Trade union rights in law
Limited rights in law, no provision for collective bargaining, no coverage of migrant workers: The Trade Union Act of 1961 authorises the creation of trade unions, which must be registered with the government. The law prohibits employers from any sort of discrimination against workers connected to trade union activities, and unions are permitted to form federations. However, the law prohibits unions and federations from affiliating with international trade union bodies unless they receive prior written consent from both the Minister of Home Affairs and the Labour Department.
Civil servants are permitted to form and join unions, except for those in the army, police, and prisons, but none have done so.
There is no provision in law that underpins the right to collective bargaining.

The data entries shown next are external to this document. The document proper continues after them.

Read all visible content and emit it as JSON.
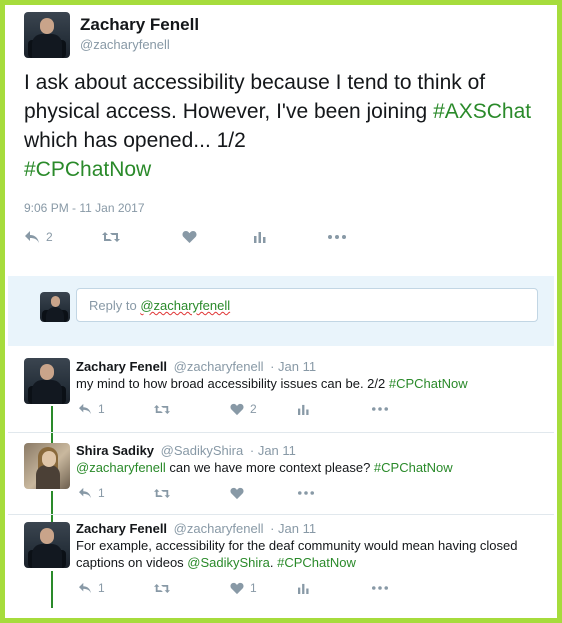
{
  "main_tweet": {
    "name": "Zachary Fenell",
    "handle": "@zacharyfenell",
    "text_plain": "I ask about accessibility because I tend to think of physical access. However, I've been joining ",
    "hashtag1": "#AXSChat",
    "text_mid": " which has opened... 1/2",
    "hashtag2": "#CPChatNow",
    "timestamp": "9:06 PM - 11 Jan 2017",
    "reply_count": "2"
  },
  "reply_box": {
    "prefix": "Reply to ",
    "mention": "@zacharyfenell"
  },
  "thread": [
    {
      "name": "Zachary Fenell",
      "handle": "@zacharyfenell",
      "date": "· Jan 11",
      "text": "my mind to how broad accessibility issues can be. 2/2 ",
      "tag": "#CPChatNow",
      "reply_count": "1",
      "like_count": "2"
    },
    {
      "name": "Shira Sadiky",
      "handle": "@SadikyShira",
      "date": "· Jan 11",
      "mention": "@zacharyfenell",
      "text": " can we have more context please? ",
      "tag": "#CPChatNow",
      "reply_count": "1",
      "like_count": ""
    },
    {
      "name": "Zachary Fenell",
      "handle": "@zacharyfenell",
      "date": "· Jan 11",
      "text_line1": "For example, accessibility for the deaf community would mean having closed",
      "text_line2": "captions on videos ",
      "mention": "@SadikyShira",
      "text_after": ". ",
      "tag": "#CPChatNow",
      "reply_count": "1",
      "like_count": "1"
    }
  ],
  "colors": {
    "hashtag": "#2a8a2a",
    "frame": "#a6dc3c",
    "muted": "#8899a6",
    "reply_bg": "#e9f4fb"
  },
  "icons": [
    "reply-icon",
    "retweet-icon",
    "heart-icon",
    "analytics-icon",
    "more-icon"
  ]
}
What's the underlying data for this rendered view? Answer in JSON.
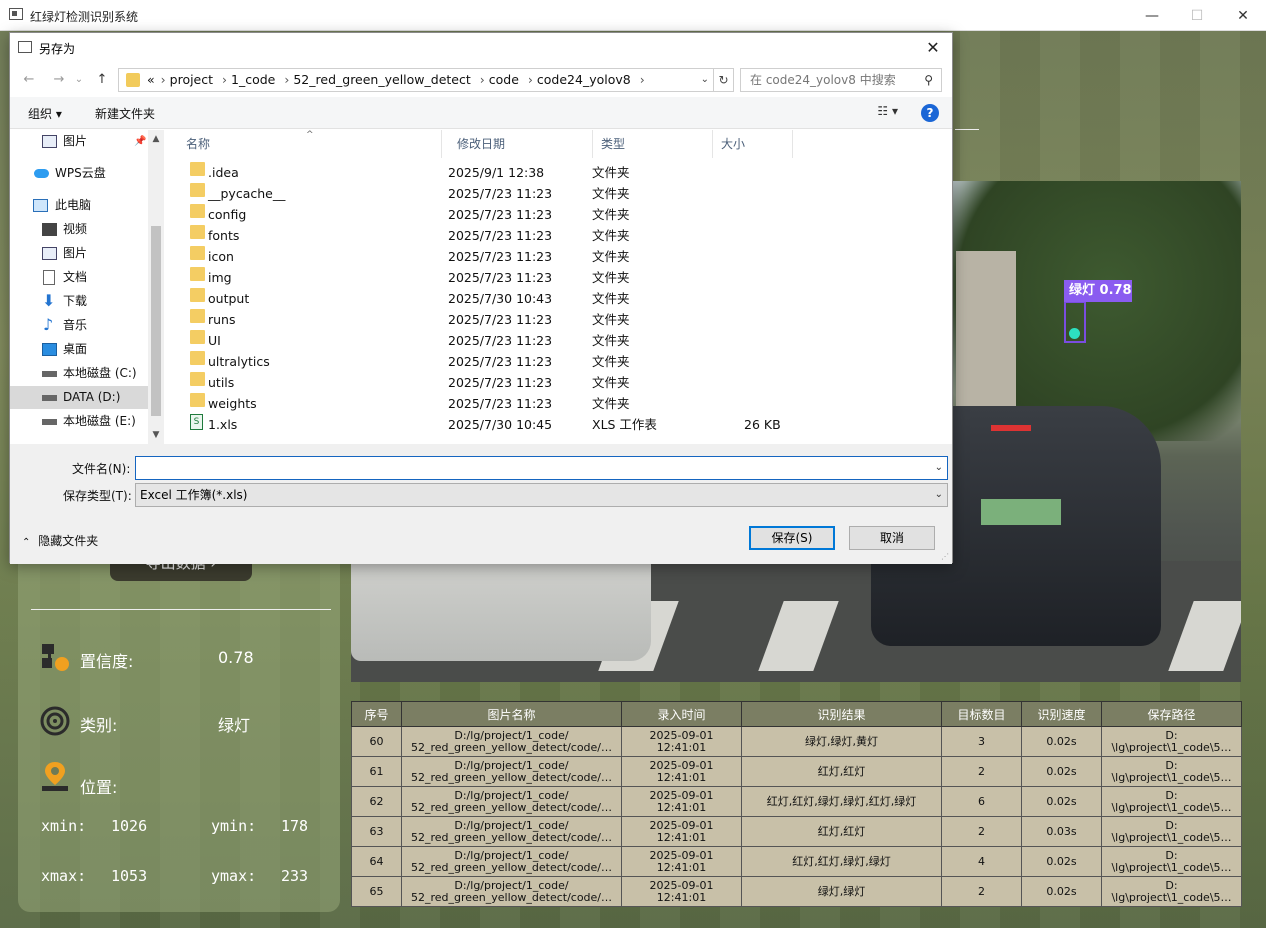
{
  "window": {
    "title": "红绿灯检测识别系统",
    "min_glyph": "—",
    "max_glyph": "☐",
    "close_glyph": "✕"
  },
  "app": {
    "export_button": "导出数据 ›",
    "confidence_label": "置信度:",
    "confidence_value": "0.78",
    "class_label": "类别:",
    "class_value": "绿灯",
    "position_label": "位置:",
    "xmin_label": "xmin:",
    "xmin_value": "1026",
    "ymin_label": "ymin:",
    "ymin_value": "178",
    "xmax_label": "xmax:",
    "xmax_value": "1053",
    "ymax_label": "ymax:",
    "ymax_value": "233",
    "detection_label": "绿灯 0.78",
    "table": {
      "headers": [
        "序号",
        "图片名称",
        "录入时间",
        "识别结果",
        "目标数目",
        "识别速度",
        "保存路径"
      ],
      "rows": [
        {
          "id": "60",
          "name1": "D:/lg/project/1_code/",
          "name2": "52_red_green_yellow_detect/code/…",
          "time1": "2025-09-01",
          "time2": "12:41:01",
          "result": "绿灯,绿灯,黄灯",
          "count": "3",
          "speed": "0.02s",
          "path1": "D:",
          "path2": "\\lg\\project\\1_code\\5…"
        },
        {
          "id": "61",
          "name1": "D:/lg/project/1_code/",
          "name2": "52_red_green_yellow_detect/code/…",
          "time1": "2025-09-01",
          "time2": "12:41:01",
          "result": "红灯,红灯",
          "count": "2",
          "speed": "0.02s",
          "path1": "D:",
          "path2": "\\lg\\project\\1_code\\5…"
        },
        {
          "id": "62",
          "name1": "D:/lg/project/1_code/",
          "name2": "52_red_green_yellow_detect/code/…",
          "time1": "2025-09-01",
          "time2": "12:41:01",
          "result": "红灯,红灯,绿灯,绿灯,红灯,绿灯",
          "count": "6",
          "speed": "0.02s",
          "path1": "D:",
          "path2": "\\lg\\project\\1_code\\5…"
        },
        {
          "id": "63",
          "name1": "D:/lg/project/1_code/",
          "name2": "52_red_green_yellow_detect/code/…",
          "time1": "2025-09-01",
          "time2": "12:41:01",
          "result": "红灯,红灯",
          "count": "2",
          "speed": "0.03s",
          "path1": "D:",
          "path2": "\\lg\\project\\1_code\\5…"
        },
        {
          "id": "64",
          "name1": "D:/lg/project/1_code/",
          "name2": "52_red_green_yellow_detect/code/…",
          "time1": "2025-09-01",
          "time2": "12:41:01",
          "result": "红灯,红灯,绿灯,绿灯",
          "count": "4",
          "speed": "0.02s",
          "path1": "D:",
          "path2": "\\lg\\project\\1_code\\5…"
        },
        {
          "id": "65",
          "name1": "D:/lg/project/1_code/",
          "name2": "52_red_green_yellow_detect/code/…",
          "time1": "2025-09-01",
          "time2": "12:41:01",
          "result": "绿灯,绿灯",
          "count": "2",
          "speed": "0.02s",
          "path1": "D:",
          "path2": "\\lg\\project\\1_code\\5…"
        }
      ]
    }
  },
  "dialog": {
    "title": "另存为",
    "close_glyph": "✕",
    "nav": {
      "back": "←",
      "forward": "→",
      "recent": "⌄",
      "up": "↑",
      "refresh": "↻",
      "dropdown": "⌄"
    },
    "breadcrumb": [
      "«",
      "project",
      "1_code",
      "52_red_green_yellow_detect",
      "code",
      "code24_yolov8"
    ],
    "search_placeholder": "在 code24_yolov8 中搜索",
    "toolbar": {
      "organize": "组织 ▾",
      "new_folder": "新建文件夹",
      "view": "☷ ▾",
      "help": "?"
    },
    "nav_items": [
      {
        "label": "图片",
        "icon": "pictures-icon"
      },
      {
        "label": "WPS云盘",
        "icon": "cloud-icon"
      },
      {
        "label": "此电脑",
        "icon": "computer-icon"
      },
      {
        "label": "视频",
        "icon": "video-icon"
      },
      {
        "label": "图片",
        "icon": "pictures-icon"
      },
      {
        "label": "文档",
        "icon": "document-icon"
      },
      {
        "label": "下载",
        "icon": "download-icon"
      },
      {
        "label": "音乐",
        "icon": "music-icon"
      },
      {
        "label": "桌面",
        "icon": "desktop-icon"
      },
      {
        "label": "本地磁盘 (C:)",
        "icon": "drive-icon"
      },
      {
        "label": "DATA (D:)",
        "icon": "drive-icon"
      },
      {
        "label": "本地磁盘 (E:)",
        "icon": "drive-icon"
      }
    ],
    "columns": {
      "name": "名称",
      "date": "修改日期",
      "type": "类型",
      "size": "大小"
    },
    "files": [
      {
        "name": ".idea",
        "date": "2025/9/1 12:38",
        "type": "文件夹",
        "size": "",
        "kind": "folder"
      },
      {
        "name": "__pycache__",
        "date": "2025/7/23 11:23",
        "type": "文件夹",
        "size": "",
        "kind": "folder"
      },
      {
        "name": "config",
        "date": "2025/7/23 11:23",
        "type": "文件夹",
        "size": "",
        "kind": "folder"
      },
      {
        "name": "fonts",
        "date": "2025/7/23 11:23",
        "type": "文件夹",
        "size": "",
        "kind": "folder"
      },
      {
        "name": "icon",
        "date": "2025/7/23 11:23",
        "type": "文件夹",
        "size": "",
        "kind": "folder"
      },
      {
        "name": "img",
        "date": "2025/7/23 11:23",
        "type": "文件夹",
        "size": "",
        "kind": "folder"
      },
      {
        "name": "output",
        "date": "2025/7/30 10:43",
        "type": "文件夹",
        "size": "",
        "kind": "folder"
      },
      {
        "name": "runs",
        "date": "2025/7/23 11:23",
        "type": "文件夹",
        "size": "",
        "kind": "folder"
      },
      {
        "name": "UI",
        "date": "2025/7/23 11:23",
        "type": "文件夹",
        "size": "",
        "kind": "folder"
      },
      {
        "name": "ultralytics",
        "date": "2025/7/23 11:23",
        "type": "文件夹",
        "size": "",
        "kind": "folder"
      },
      {
        "name": "utils",
        "date": "2025/7/23 11:23",
        "type": "文件夹",
        "size": "",
        "kind": "folder"
      },
      {
        "name": "weights",
        "date": "2025/7/23 11:23",
        "type": "文件夹",
        "size": "",
        "kind": "folder"
      },
      {
        "name": "1.xls",
        "date": "2025/7/30 10:45",
        "type": "XLS 工作表",
        "size": "26 KB",
        "kind": "xls"
      }
    ],
    "filename_label": "文件名(N):",
    "filename_value": "",
    "filetype_label": "保存类型(T):",
    "filetype_value": "Excel 工作簿(*.xls)",
    "save_button": "保存(S)",
    "cancel_button": "取消",
    "hide_folders": "隐藏文件夹"
  }
}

An individual contract is required between an employer and each employee, and legal trade union activities are not allowed to violate these individual employee contracts.
The law does not explicitly recognise any right to strike.
The majority of labour laws only apply to citizens of Brunei, thereby failing to cover skilled and unskilled migrant workers, who comprise between 30 to 40 per cent of the total workforce.
There is one export processing zone, the Muara Export Zone, where labour laws apply in full.
Trade union rights in practice
Suspension of democratic rights prevents trade union activity: Constitutional provisions regarding fundamental rights of freedom of speech, association, press and assembly remain suspended under a state of emergency declaration dating from 1962 and renewed by the government every two years. The government has recourse to an Internal Security Act (ISA) which it can use to imprison opponents without charge or access to counsel for up to two years. The Sultan appoints all Ministers in the Cabinet, and judges are appointed by the Sultan and serve at his pleasure. The associational rights of civil servants and members of the security forces are significantly limited by a strict prohibition against them joining political parties of any kind.
There are only three trade unions registered in the country, all in the oil sector, representing a total of approximately 1,500 workers. Two of the unions representing office workers are allegedly inactive, while the remaining union, comprised of manual oil field workers, has limited activities. These unions exercise little independence from government authority. There was virtually no discernible trade union activity during the past year.
Migrant workers: There are over 100,000 migrant workers in the country, including over 10,000 garment workers, none of whom are members of a trade union. Many have complained of poor working conditions and a failure to respect their terms of employment. Migrant women domestic workers have complained of beatings, long working hours, and pay being withheld.
Some migrant workers have reportedly carried out work stoppages in protest, which are illegal under the labour law barring strikes. In September 2005, a public protest was held by 300 foreign migrant workers employed by a garment factory who complained they had not been paid for six months. While the protest was not permitted to continue, Brunei government officials reportedly worked with foreign Embassy staff to find alternative employment for the workers while prosecuting the company's representatives, which included a former government minister.